Perante os fatos, as autoridades resolveram prender as cabecilhas da revolta e proceder à exumação do cadáver e à sua sepultura no terreno destinado a cemitério. Para tal a 24 de Março dirigiram-se à freguesia, tendo sido recebidas à pedrada pela população armada com foices, tamancos e cajados. Sem poderem exumar o cadáver, procederam à prisão de quatro mulheres que foram consideradas cabecilhas dos incidentes dos dias anteriores: Joaquina Carneira, Maria Custódia Milagreta, Maria da Mota e Maria Vidas.
Quando a 27 de Março as presas iam ser ouvidas pelo juiz, os sinos tocaram a rebate, reunindo o povo, que marchou até à vila para arrombar com machados as portas da cadeia.
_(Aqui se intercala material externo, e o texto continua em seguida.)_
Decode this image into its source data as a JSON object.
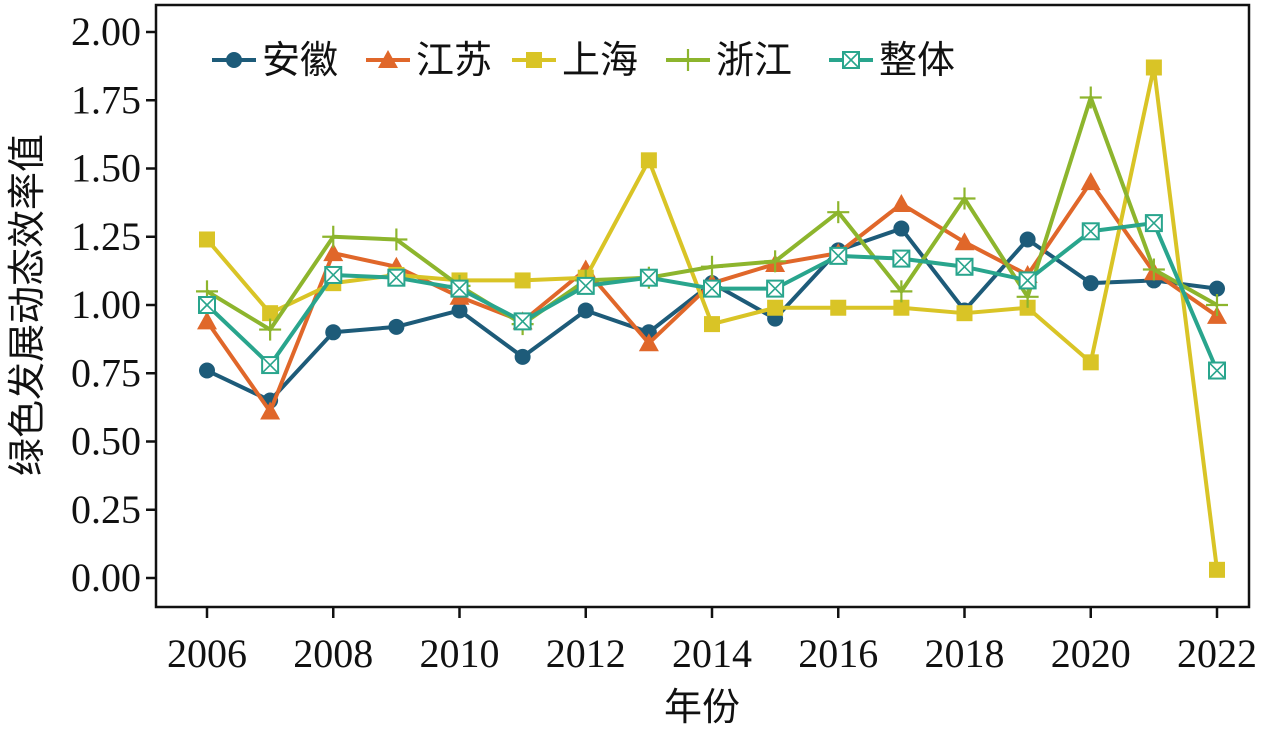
{
  "chart_data": {
    "type": "line",
    "xlabel": "年份",
    "ylabel": "绿色发展动态效率值",
    "x": [
      2006,
      2007,
      2008,
      2009,
      2010,
      2011,
      2012,
      2013,
      2014,
      2015,
      2016,
      2017,
      2018,
      2019,
      2020,
      2021,
      2022
    ],
    "x_ticks": [
      "2006",
      "2008",
      "2010",
      "2012",
      "2014",
      "2016",
      "2018",
      "2020",
      "2022"
    ],
    "xlim": [
      2006,
      2022
    ],
    "y_ticks": [
      "2.00",
      "1.75",
      "1.50",
      "1.25",
      "1.00",
      "0.75",
      "0.50",
      "0.25",
      "0.00"
    ],
    "ylim": [
      0,
      2
    ],
    "legend_position": "top-left",
    "grid": false,
    "series": [
      {
        "name": "安徽",
        "color": "#1d5b79",
        "marker": "circle",
        "values": [
          0.76,
          0.65,
          0.9,
          0.92,
          0.98,
          0.81,
          0.98,
          0.9,
          1.08,
          0.95,
          1.2,
          1.28,
          0.98,
          1.24,
          1.08,
          1.09,
          1.06
        ]
      },
      {
        "name": "江苏",
        "color": "#e0672a",
        "marker": "triangle",
        "values": [
          0.94,
          0.61,
          1.19,
          1.14,
          1.03,
          0.94,
          1.13,
          0.86,
          1.08,
          1.15,
          1.19,
          1.37,
          1.23,
          1.11,
          1.45,
          1.12,
          0.96
        ]
      },
      {
        "name": "上海",
        "color": "#d9c426",
        "marker": "square",
        "values": [
          1.24,
          0.97,
          1.08,
          1.11,
          1.09,
          1.09,
          1.1,
          1.53,
          0.93,
          0.99,
          0.99,
          0.99,
          0.97,
          0.99,
          0.79,
          1.87,
          0.03
        ]
      },
      {
        "name": "浙江",
        "color": "#8db52d",
        "marker": "plus",
        "values": [
          1.05,
          0.91,
          1.25,
          1.24,
          1.07,
          0.93,
          1.09,
          1.1,
          1.14,
          1.16,
          1.34,
          1.05,
          1.39,
          1.03,
          1.76,
          1.13,
          1.0
        ]
      },
      {
        "name": "整体",
        "color": "#29a58d",
        "marker": "boxx",
        "values": [
          1.0,
          0.78,
          1.11,
          1.1,
          1.06,
          0.94,
          1.07,
          1.1,
          1.06,
          1.06,
          1.18,
          1.17,
          1.14,
          1.09,
          1.27,
          1.3,
          0.76
        ]
      }
    ]
  }
}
À frente deste grupo, confiadas de que não se atreveriam a atirar sobre as mulheres, estavam algumas jovens, entre elas, vestida de vermelho, Maria Angelina, a irmã do sapateiro local, que terá sido a primeira a acometer à machadada a porta da cadeia.  
Então, quando as autoridades procuravam identificar os rebeldes, a jovem Maria Angelina, que se distinguia das demais apenas por estar vestida de vermelho, foi colocada no topo da lista. Como os circunstantes se recusavam a identificar os amotinados, ficou registada simplesmente por Maria da Fonte Arcada, depois abreviado para Maria da Fonte.
Contudo, sobre esta matéria as opiniões divergem, já que nos anos imediatos muitas foram as Marias da Fonte que apareceram pelo norte de Portugal, reclamando, com maior ou menor justiça, a glória do nome. A identificação com Maria Angelina, que de fato foi processada e pronunciada nos tumultos da Póvoa de Lanhoso, parece a mais credível, já que o padre do lugar, Casimiro José Vieira, pertencia à corrente mais à esquerda do movimento liberal e viveu de perto os acontecimentos, deixando testemunhos nos seus Apontamentos para a História da Revolução do Minho em 1846 ou da Maria da Fonte. Outra explicação alternativa, dado o enquadramento social e político dos eventos, é a alcunha Maria da Fonte ser um epíteto desdenhoso, lançado pelos políticos contrários à revolução, para designar coletivamente as mulheres que, convenientemente para a versão minimizadora dos incidentes, pareciam liderar a contestação. Assim, em vez de uma Maria da Fonte, teríamos uma multidão de Marias. Depois, romantizado pela intelectualidade da época, a Maria da Fonte acabaria por transformada no epítome das virtudes guerreiras das mulheres do norte de Portugal, passando de defensora de ideias reacionárias, materializadas em costumes atávicos, a genuína expressão do desejo de liberdade da alma popular. Afinal, é assim que nascem os mitos. Durante a Revolução da Maria da Fonte, Angelo Frondoni (músico, maestro, compositor, poeta e crítico de arte, de origem italiana que fez carreira em Portugal) compôs um hino popular que ficou conhecido pelo nome de Hino da Maria da Fonte ou Hino do Minho, música patriótica que teve larga divulgação e que chegou a ser aceite, pela generalidade da população portuguesa, nos últimos tempos da Monarquia, quase como hino nacional. Obra que respira entusiasmo belicoso e que por muito tempo foi o canto de guerra do Partido Progressista (um dos partidos históricos portugueses do rotativismo da Monarquia Constitucional de finais do século XIX, caracterizado pela alternância no poder dos dois grandes partidos políticos do centro-direita e centro-esquerda).
Ainda hoje, o Hino da Maria da Fonte continua a ser a música com que se saúdam os ministros portugueses, sendo utilizado em cerimônias cívicas e militares.